Gurnah’s novel explores both Omar and Mahmud’s versions of their terrible family histories, in lush, supple, unhurried reminiscences that occasionally dip into shame and quiet sadness. “The moments slip through my fingers,” Omar reflects. “Even as I recount them to myself, I can hear echoes of what I am suppressing, of something I’ve forgotten to remember.” Mahmud, too, curses his slippery grasp of what he left behind: “I did not remind myself to secrete away the images and the sights and the smells of that moment for the sterile years ahead, when memory would strike out of silence and leave me quivering with helpless sorrow.”

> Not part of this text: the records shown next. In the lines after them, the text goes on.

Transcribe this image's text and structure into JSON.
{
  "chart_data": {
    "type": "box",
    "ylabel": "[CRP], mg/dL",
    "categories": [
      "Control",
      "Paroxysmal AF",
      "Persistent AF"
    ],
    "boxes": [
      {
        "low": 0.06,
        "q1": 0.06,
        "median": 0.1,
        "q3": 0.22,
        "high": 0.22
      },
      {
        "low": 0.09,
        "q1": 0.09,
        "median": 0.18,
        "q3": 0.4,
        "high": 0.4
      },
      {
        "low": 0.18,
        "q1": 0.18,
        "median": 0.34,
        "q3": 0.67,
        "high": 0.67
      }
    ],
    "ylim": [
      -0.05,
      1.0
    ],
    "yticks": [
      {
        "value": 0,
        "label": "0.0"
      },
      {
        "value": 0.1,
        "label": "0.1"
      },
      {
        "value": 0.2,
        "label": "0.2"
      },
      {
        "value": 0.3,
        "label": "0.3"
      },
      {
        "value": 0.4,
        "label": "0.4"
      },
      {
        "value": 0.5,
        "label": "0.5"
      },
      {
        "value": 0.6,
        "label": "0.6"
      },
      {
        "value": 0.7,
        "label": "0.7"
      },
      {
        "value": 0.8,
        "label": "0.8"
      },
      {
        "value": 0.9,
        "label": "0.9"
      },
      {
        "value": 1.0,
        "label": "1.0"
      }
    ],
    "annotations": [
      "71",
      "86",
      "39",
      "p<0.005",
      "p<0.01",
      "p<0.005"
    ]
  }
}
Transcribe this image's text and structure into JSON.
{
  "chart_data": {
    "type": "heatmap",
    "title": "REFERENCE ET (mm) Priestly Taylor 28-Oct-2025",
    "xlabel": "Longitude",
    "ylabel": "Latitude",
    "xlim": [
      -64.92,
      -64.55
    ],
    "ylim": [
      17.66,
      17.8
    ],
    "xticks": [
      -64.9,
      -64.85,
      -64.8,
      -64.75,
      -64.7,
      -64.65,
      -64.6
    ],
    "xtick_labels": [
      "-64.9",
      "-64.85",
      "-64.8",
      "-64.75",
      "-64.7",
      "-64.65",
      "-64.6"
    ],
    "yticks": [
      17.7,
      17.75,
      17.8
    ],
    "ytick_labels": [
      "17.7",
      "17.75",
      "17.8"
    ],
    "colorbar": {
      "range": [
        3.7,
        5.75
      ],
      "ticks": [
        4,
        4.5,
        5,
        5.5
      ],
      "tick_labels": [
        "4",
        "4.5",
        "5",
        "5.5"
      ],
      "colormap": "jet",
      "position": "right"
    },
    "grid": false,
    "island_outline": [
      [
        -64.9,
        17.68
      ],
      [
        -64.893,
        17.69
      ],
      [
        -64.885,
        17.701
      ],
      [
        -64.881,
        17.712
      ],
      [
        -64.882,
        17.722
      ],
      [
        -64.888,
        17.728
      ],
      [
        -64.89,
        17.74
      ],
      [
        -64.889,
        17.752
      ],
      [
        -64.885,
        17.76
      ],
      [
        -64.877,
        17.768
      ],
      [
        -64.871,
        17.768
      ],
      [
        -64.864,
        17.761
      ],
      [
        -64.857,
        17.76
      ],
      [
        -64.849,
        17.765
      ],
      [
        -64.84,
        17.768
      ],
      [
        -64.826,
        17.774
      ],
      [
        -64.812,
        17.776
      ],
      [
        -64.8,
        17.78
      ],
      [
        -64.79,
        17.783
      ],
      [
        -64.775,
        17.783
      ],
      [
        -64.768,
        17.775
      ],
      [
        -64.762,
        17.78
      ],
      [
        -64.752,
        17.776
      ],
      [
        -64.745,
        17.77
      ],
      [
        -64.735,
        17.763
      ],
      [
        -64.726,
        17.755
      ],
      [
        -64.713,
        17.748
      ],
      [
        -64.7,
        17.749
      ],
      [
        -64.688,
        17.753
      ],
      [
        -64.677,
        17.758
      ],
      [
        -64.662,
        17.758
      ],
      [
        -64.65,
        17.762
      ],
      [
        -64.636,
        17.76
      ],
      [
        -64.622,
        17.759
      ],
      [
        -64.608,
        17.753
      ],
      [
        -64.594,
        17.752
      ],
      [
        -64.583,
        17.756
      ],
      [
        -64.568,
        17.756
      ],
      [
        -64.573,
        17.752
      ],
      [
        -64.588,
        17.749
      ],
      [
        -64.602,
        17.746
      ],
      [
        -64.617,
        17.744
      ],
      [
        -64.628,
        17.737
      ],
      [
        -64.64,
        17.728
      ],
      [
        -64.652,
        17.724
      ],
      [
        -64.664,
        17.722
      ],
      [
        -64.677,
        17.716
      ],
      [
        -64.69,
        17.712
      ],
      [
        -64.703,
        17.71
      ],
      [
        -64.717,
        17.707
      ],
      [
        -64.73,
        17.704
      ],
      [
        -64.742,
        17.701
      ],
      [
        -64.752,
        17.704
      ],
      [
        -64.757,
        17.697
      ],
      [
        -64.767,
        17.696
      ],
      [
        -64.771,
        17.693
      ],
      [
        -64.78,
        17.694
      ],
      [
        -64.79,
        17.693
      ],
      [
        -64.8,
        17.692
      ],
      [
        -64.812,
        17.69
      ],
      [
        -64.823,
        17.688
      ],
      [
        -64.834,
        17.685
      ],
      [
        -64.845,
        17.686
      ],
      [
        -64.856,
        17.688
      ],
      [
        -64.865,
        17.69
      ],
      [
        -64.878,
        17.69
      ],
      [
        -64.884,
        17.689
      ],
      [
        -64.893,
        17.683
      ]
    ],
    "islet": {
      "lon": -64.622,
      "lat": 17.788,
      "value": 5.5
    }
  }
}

Gurnah is a wondrously evocative writer for whom large themes—of estrangement and exile, memory and identity—seem to rise naturally from humbly trodden paths. But what are so miraculous are the turns that life plays on his characters, propelling them into a wider world of shifting borders and regimes. “That’s the way life takes us,” says one character, an East German woman who grew up as a white settler in Kenya before returning to a bombed-out Dresden during World War II. “It takes us like this, then it turns us over and takes us like that.” These may be “impossible journeys,” but they are not uncommon. Think of Omar: He has journeyed from his home “by the sea” in Zanzibar to a seaside bed-sit in England, where his housemates are Bosnian refugees and Czech gypsies. Or Mahmud, a “lonely Londoner” (like Sam Selvon’s unforgettable lost souls of the 1950s), whose life has become as colorless as the British sky. Gurnah’s novels are part of a fascinating literature of a collapsed empire and the myriad migrations of its people. With increasing reports of race riots and violence against immigrants in England these days, Gurnah’s wise and layered voice is all the more precious. Of course, no journey is simple—but the ones Gurnah describes are the stuff of great novels.